08 noviembre 2012

Todos los caminos nos llevan a ROMA.


Cariño, adoración, dependencia, admiración, necesidad, costumbre, afecto, apego, ternura, afición, pasión, predilección, querer… todas estas palabras se reducen a una sola… AMOR.

A todos los seres humanos nos llega un momento en la vida en el que sin darnos cuenta como, ni por qué razón arribamos al lugar al que todos estamos destinados a llegar.

Un día conoces a alguien, es indiferente para ti, comparten cosas, lo percibes, te das cuenta que tienen muchas cosas en común, charlan profundamente, se ríen, confías en él, juegan, y entonces, comienzas a verlo de otra manera, casi sin darte cuenta, pero consciente de lo que haces (tal vez con ganas de hacerlo), lo sientes, lo extrañas, te hierve la sangre de pensar que puede ver otras personas, lo quieres, te enamoras.
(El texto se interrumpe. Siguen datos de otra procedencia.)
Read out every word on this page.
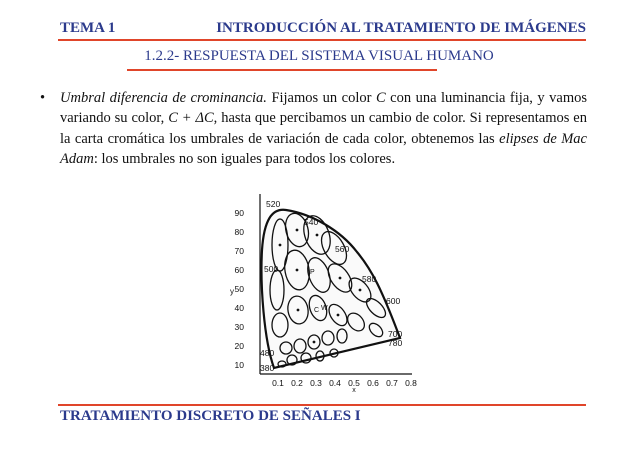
TEMA 1	INTRODUCCIÓN AL TRATAMIENTO DE IMÁGENES
1.2.2- RESPUESTA DEL SISTEMA VISUAL HUMANO
• Umbral diferencia de crominancia. Fijamos un color C con una luminancia fija, y vamos variando su color, C + ΔC, hasta que percibamos un cambio de color. Si representamos en la carta cromática los umbrales de variación de cada color, obtenemos las elipses de Mac Adam: los umbrales no son iguales para todos los colores.
10
20
30
40
50
60
70
80
90
y
0.1 0.2 0.3 0.4 0.5 0.6 0.7 0.8
x
520
540
560
500
580
600
700
780
480
380
P
C W
TRATAMIENTO DISCRETO DE SEÑALES I
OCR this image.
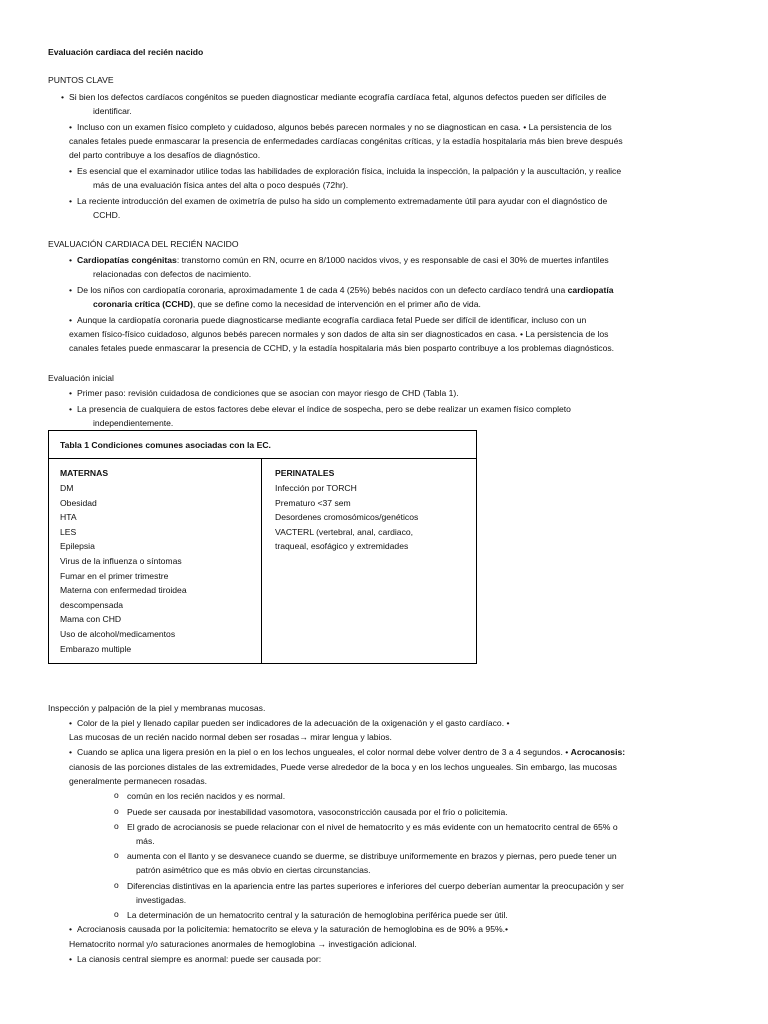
Evaluación cardiaca del recién nacido
PUNTOS CLAVE
• Si bien los defectos cardíacos congénitos se pueden diagnosticar mediante ecografía cardíaca fetal, algunos defectos pueden ser difíciles de
identificar.
• Incluso con un examen físico completo y cuidadoso, algunos bebés parecen normales y no se diagnostican en casa. • La persistencia de los
canales fetales puede enmascarar la presencia de enfermedades cardíacas congénitas críticas, y la estadía hospitalaria más bien breve después
del parto contribuye a los desafíos de diagnóstico.
• Es esencial que el examinador utilice todas las habilidades de exploración física, incluida la inspección, la palpación y la auscultación, y realice
más de una evaluación física antes del alta o poco después (72hr).
• La reciente introducción del examen de oximetría de pulso ha sido un complemento extremadamente útil para ayudar con el diagnóstico de
CCHD.
EVALUACIÓN CARDIACA DEL RECIÉN NACIDO
• Cardiopatías congénitas: transtorno común en RN, ocurre en 8/1000 nacidos vivos, y es responsable de casi el 30% de muertes infantiles
relacionadas con defectos de nacimiento.
• De los niños con cardiopatía coronaria, aproximadamente 1 de cada 4 (25%) bebés nacidos con un defecto cardíaco tendrá una cardiopatía
coronaria crítica (CCHD), que se define como la necesidad de intervención en el primer año de vida.
• Aunque la cardiopatía coronaria puede diagnosticarse mediante ecografía cardiaca fetal Puede ser difícil de identificar, incluso con un
examen físico-físico cuidadoso, algunos bebés parecen normales y son dados de alta sin ser diagnosticados en casa. • La persistencia de los
canales fetales puede enmascarar la presencia de CCHD, y la estadía hospitalaria más bien posparto contribuye a los problemas diagnósticos.
Evaluación inicial
• Primer paso: revisión cuidadosa de condiciones que se asocian con mayor riesgo de CHD (Tabla 1).
• La presencia de cualquiera de estos factores debe elevar el índice de sospecha, pero se debe realizar un examen físico completo
independientemente.
Tabla 1 Condiciones comunes asociadas con la EC.
MATERNAS
DM
Obesidad
HTA
LES
Epilepsia
Virus de la influenza o síntomas
Fumar en el primer trimestre
Materna con enfermedad tiroidea
descompensada
Mama con CHD
Uso de alcohol/medicamentos
Embarazo multiple
PERINATALES
Infección por TORCH
Prematuro <37 sem
Desordenes cromosómicos/genéticos
VACTERL (vertebral, anal, cardiaco,
traqueal, esofágico y extremidades
Inspección y palpación de la piel y membranas mucosas.
• Color de la piel y llenado capilar pueden ser indicadores de la adecuación de la oxigenación y el gasto cardíaco. •
Las mucosas de un recién nacido normal deben ser rosadas→ mirar lengua y labios.
• Cuando se aplica una ligera presión en la piel o en los lechos ungueales, el color normal debe volver dentro de 3 a 4 segundos. • Acrocanosis:
cianosis de las porciones distales de las extremidades, Puede verse alrededor de la boca y en los lechos ungueales. Sin embargo, las mucosas
generalmente permanecen rosadas.
o común en los recién nacidos y es normal.
o Puede ser causada por inestabilidad vasomotora, vasoconstricción causada por el frío o policitemia.
o El grado de acrocianosis se puede relacionar con el nivel de hematocrito y es más evidente con un hematocrito central de 65% o
más.
o aumenta con el llanto y se desvanece cuando se duerme, se distribuye uniformemente en brazos y piernas, pero puede tener un
patrón asimétrico que es más obvio en ciertas circunstancias.
o Diferencias distintivas en la apariencia entre las partes superiores e inferiores del cuerpo deberían aumentar la preocupación y ser
investigadas.
o La determinación de un hematocrito central y la saturación de hemoglobina periférica puede ser útil.
• Acrocianosis causada por la policitemia: hematocrito se eleva y la saturación de hemoglobina es de 90% a 95%.•
Hematocrito normal y/o saturaciones anormales de hemoglobina → investigación adicional.
• La cianosis central siempre es anormal: puede ser causada por:
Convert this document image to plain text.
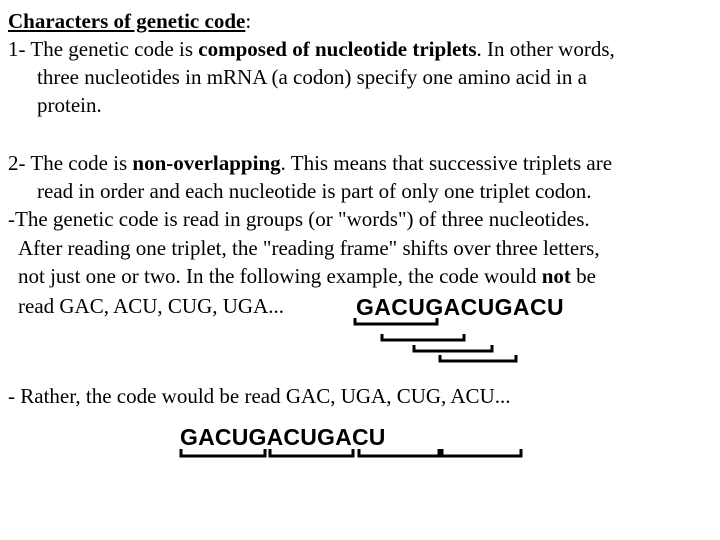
Characters of genetic code:
1- The genetic code is composed of nucleotide triplets. In other words,
three nucleotides in mRNA (a codon) specify one amino acid in a
protein.
2- The code is non-overlapping. This means that successive triplets are
read in order and each nucleotide is part of only one triplet codon.
-The genetic code is read in groups (or "words") of three nucleotides.
After reading one triplet, the "reading frame" shifts over three letters,
not just one or two. In the following example, the code would not be
read GAC, ACU, CUG, UGA...	GACUGACUGACU
- Rather, the code would be read GAC, UGA, CUG, ACU...
GACUGACUGACU
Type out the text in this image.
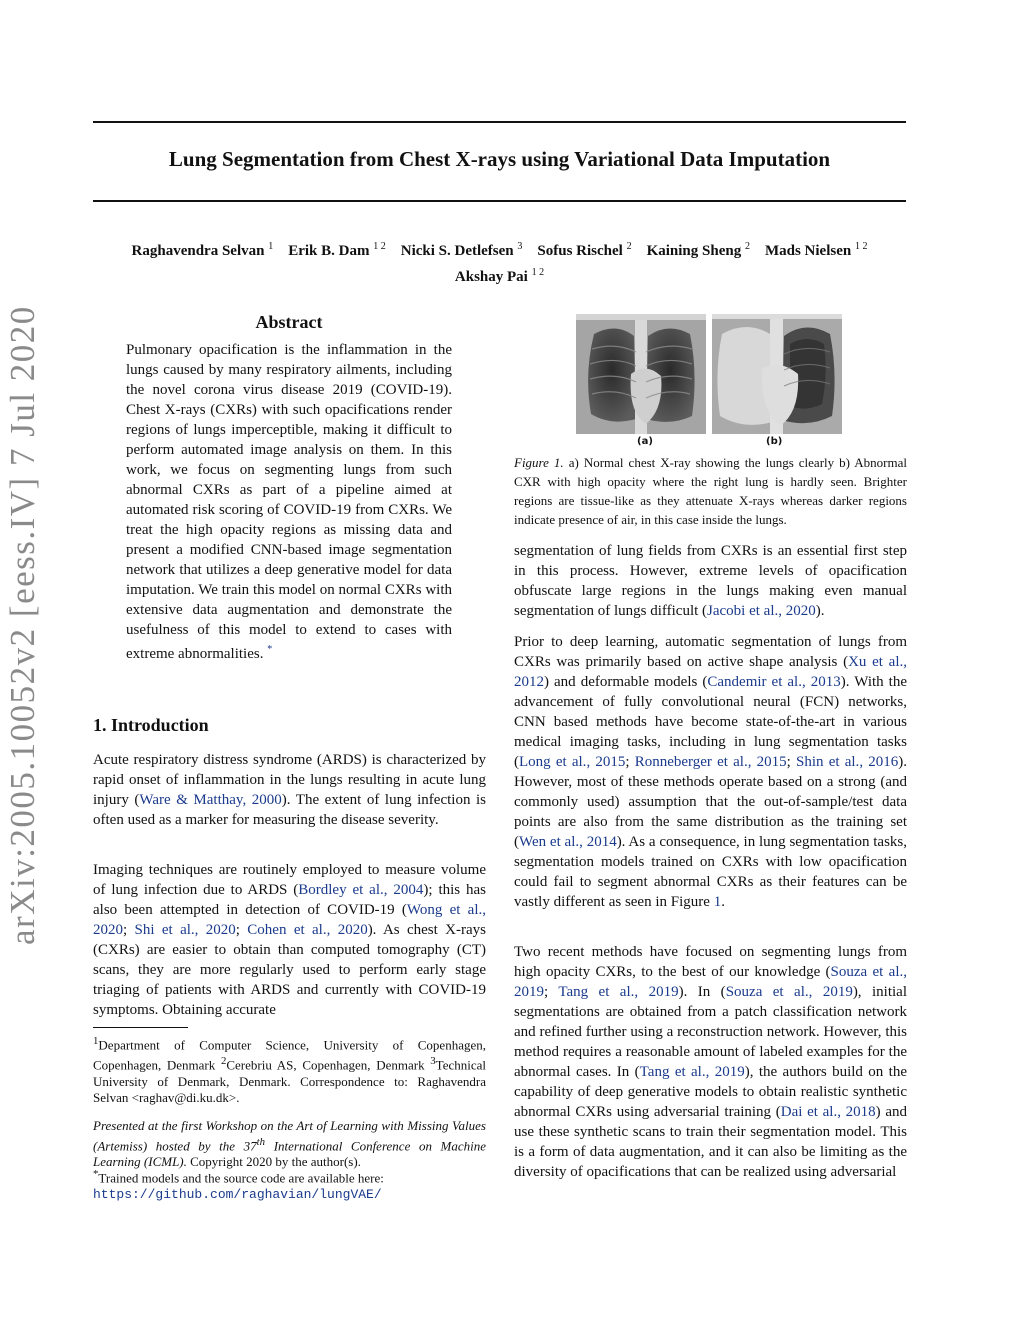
Lung Segmentation from Chest X-rays using Variational Data Imputation
Raghavendra Selvan $^1$ Erik B. Dam $^{1 2}$ Nicki S. Detlefsen $^3$ Sofus Rischel $^2$ Kaining Sheng $^2$ Mads Nielsen $^{1 2}$
Akshay Pai $^{1 2}$
arXiv:2005.10052v2 [eess.IV] 7 Jul 2020	Abstract
Pulmonary opacification is the inflammation in the lungs caused by many respiratory ailments, including the novel corona virus disease 2019 (COVID-19). Chest X-rays (CXRs) with such opacifications render regions of lungs imperceptible, making it difficult to perform automated image analysis on them. In this work, we focus on segmenting lungs from such abnormal CXRs as part of a pipeline aimed at automated risk scoring of COVID-19 from CXRs. We treat the high opacity regions as missing data and present a modified CNN-based image segmentation network that utilizes a deep generative model for data imputation. We train this model on normal CXRs with extensive data augmentation and demonstrate the usefulness of this model to extend to cases with extreme abnormalities. *
1. Introduction

Acute respiratory distress syndrome (ARDS) is characterized by rapid onset of inflammation in the lungs resulting in acute lung injury (Ware & Matthay, 2000). The extent of lung infection is often used as a marker for measuring the disease severity.

Imaging techniques are routinely employed to measure volume of lung infection due to ARDS (Bordley et al., 2004); this has also been attempted in detection of COVID-19 (Wong et al., 2020; Shi et al., 2020; Cohen et al., 2020). As chest X-rays (CXRs) are easier to obtain than computed tomography (CT) scans, they are more regularly used to perform early stage triaging of patients with ARDS and currently with COVID-19 symptoms. Obtaining accurate

$^1$Department of Computer Science, University of Copenhagen, Copenhagen, Denmark $^2$Cerebriu AS, Copenhagen, Denmark $^3$Technical University of Denmark, Denmark. Correspondence to: Raghavendra Selvan <raghav@di.ku.dk>.

Presented at the first Workshop on the Art of Learning with Missing Values (Artemiss) hosted by the 37th International Conference on Machine Learning (ICML). Copyright 2020 by the author(s).

*Trained models and the source code are available here:
https://github.com/raghavian/lungVAE/

(a)	(b)
Figure 1. a) Normal chest X-ray showing the lungs clearly b) Abnormal CXR with high opacity where the right lung is hardly seen. Brighter regions are tissue-like as they attenuate X-rays whereas darker regions indicate presence of air, in this case inside the lungs.

segmentation of lung fields from CXRs is an essential first step in this process. However, extreme levels of opacification obfuscate large regions in the lungs making even manual segmentation of lungs difficult (Jacobi et al., 2020).

Prior to deep learning, automatic segmentation of lungs from CXRs was primarily based on active shape analysis (Xu et al., 2012) and deformable models (Candemir et al., 2013). With the advancement of fully convolutional neural (FCN) networks, CNN based methods have become state-of-the-art in various medical imaging tasks, including in lung segmentation tasks (Long et al., 2015; Ronneberger et al., 2015; Shin et al., 2016). However, most of these methods operate based on a strong (and commonly used) assumption that the out-of-sample/test data points are also from the same distribution as the training set (Wen et al., 2014). As a consequence, in lung segmentation tasks, segmentation models trained on CXRs with low opacification could fail to segment abnormal CXRs as their features can be vastly different as seen in Figure 1.

Two recent methods have focused on segmenting lungs from high opacity CXRs, to the best of our knowledge (Souza et al., 2019; Tang et al., 2019). In (Souza et al., 2019), initial segmentations are obtained from a patch classification network and refined further using a reconstruction network. However, this method requires a reasonable amount of labeled examples for the abnormal cases. In (Tang et al., 2019), the authors build on the capability of deep generative models to obtain realistic synthetic abnormal CXRs using adversarial training (Dai et al., 2018) and use these synthetic scans to train their segmentation model. This is a form of data augmentation, and it can also be limiting as the diversity of opacifications that can be realized using adversarial
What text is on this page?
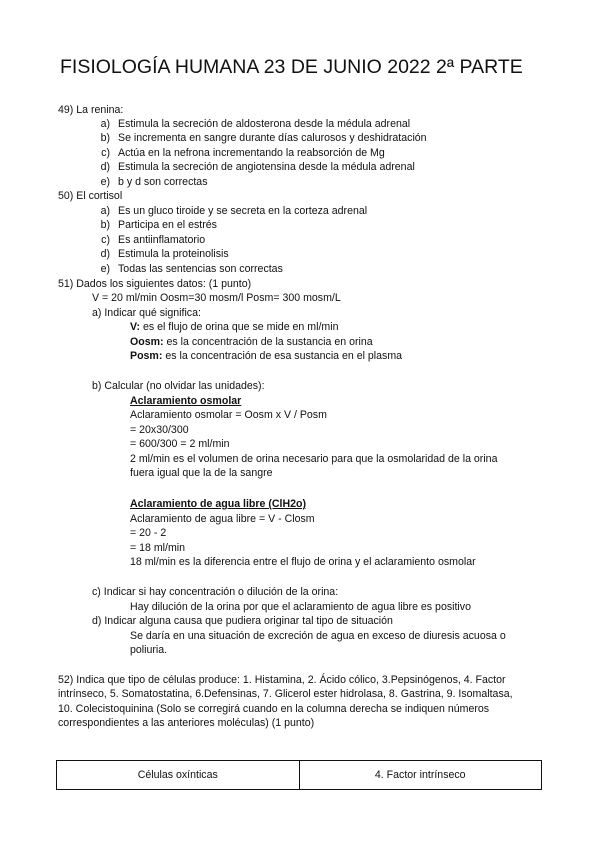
FISIOLOGÍA HUMANA 23 DE JUNIO 2022 2ª PARTE
49) La renina:
a) Estimula la secreción de aldosterona desde la médula adrenal
b) Se incrementa en sangre durante días calurosos y deshidratación
c) Actúa en la nefrona incrementando la reabsorción de Mg
d) Estimula la secreción de angiotensina desde la médula adrenal
e) b y d son correctas
50) El cortisol
a) Es un gluco tiroide y se secreta en la corteza adrenal
b) Participa en el estrés
c) Es antiinflamatorio
d) Estimula la proteinolisis
e) Todas las sentencias son correctas
51) Dados los siguientes datos: (1 punto)
V = 20 ml/min Oosm=30 mosm/l Posm= 300 mosm/L
a) Indicar qué significa:
V: es el flujo de orina que se mide en ml/min
Oosm: es la concentración de la sustancia en orina
Posm: es la concentración de esa sustancia en el plasma
b) Calcular (no olvidar las unidades):
Aclaramiento osmolar
Aclaramiento osmolar = Oosm x V / Posm
= 20x30/300
= 600/300 = 2 ml/min
2 ml/min es el volumen de orina necesario para que la osmolaridad de la orina
fuera igual que la de la sangre
Aclaramiento de agua libre (ClH2o)
Aclaramiento de agua libre = V - Closm
= 20 - 2
= 18 ml/min
18 ml/min es la diferencia entre el flujo de orina y el aclaramiento osmolar
c) Indicar si hay concentración o dilución de la orina:
Hay dilución de la orina por que el aclaramiento de agua libre es positivo
d) Indicar alguna causa que pudiera originar tal tipo de situación
Se daría en una situación de excreción de agua en exceso de diuresis acuosa o
poliuria.
52) Indica que tipo de células produce: 1. Histamina, 2. Ácido cólico, 3.Pepsinógenos, 4. Factor
intrínseco, 5. Somatostatina, 6.Defensinas, 7. Glicerol ester hidrolasa, 8. Gastrina, 9. Isomaltasa,
10. Colecistoquinina (Solo se corregirá cuando en la columna derecha se indiquen números
correspondientes a las anteriores moléculas) (1 punto)
Células oxínticas	4. Factor intrínseco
Descubres que ese alguien siente lo mismo, sus conversaciones cambian de sentido, sabes que nunca más su relación volverá a ser la misma, caminan juntos, sus manos se unen y sus corazones se vuelven uno.

Estás en la mitad del camino, mismo que no recorrerás solo, tal vez nunca más, o tal vez solamente por un periodo, a estas alturas probablemente aparecerán senderos nuevos y atajos para llegar a nuestro destino, los besos, los abrazos, las caricias; pero también habrá callejones sin salida, que de caer en ellos, será difícil el regreso, más no imposible, las peleas, los gritos, los enojos, los celos (benditos/malditos celos).

Y entonces, sin darte cuenta como, en que momento, ni por qué, llegas a Roma, que leído así pierde el sentido. Y tú, querido mío, eres el único camino que me conduce ahí.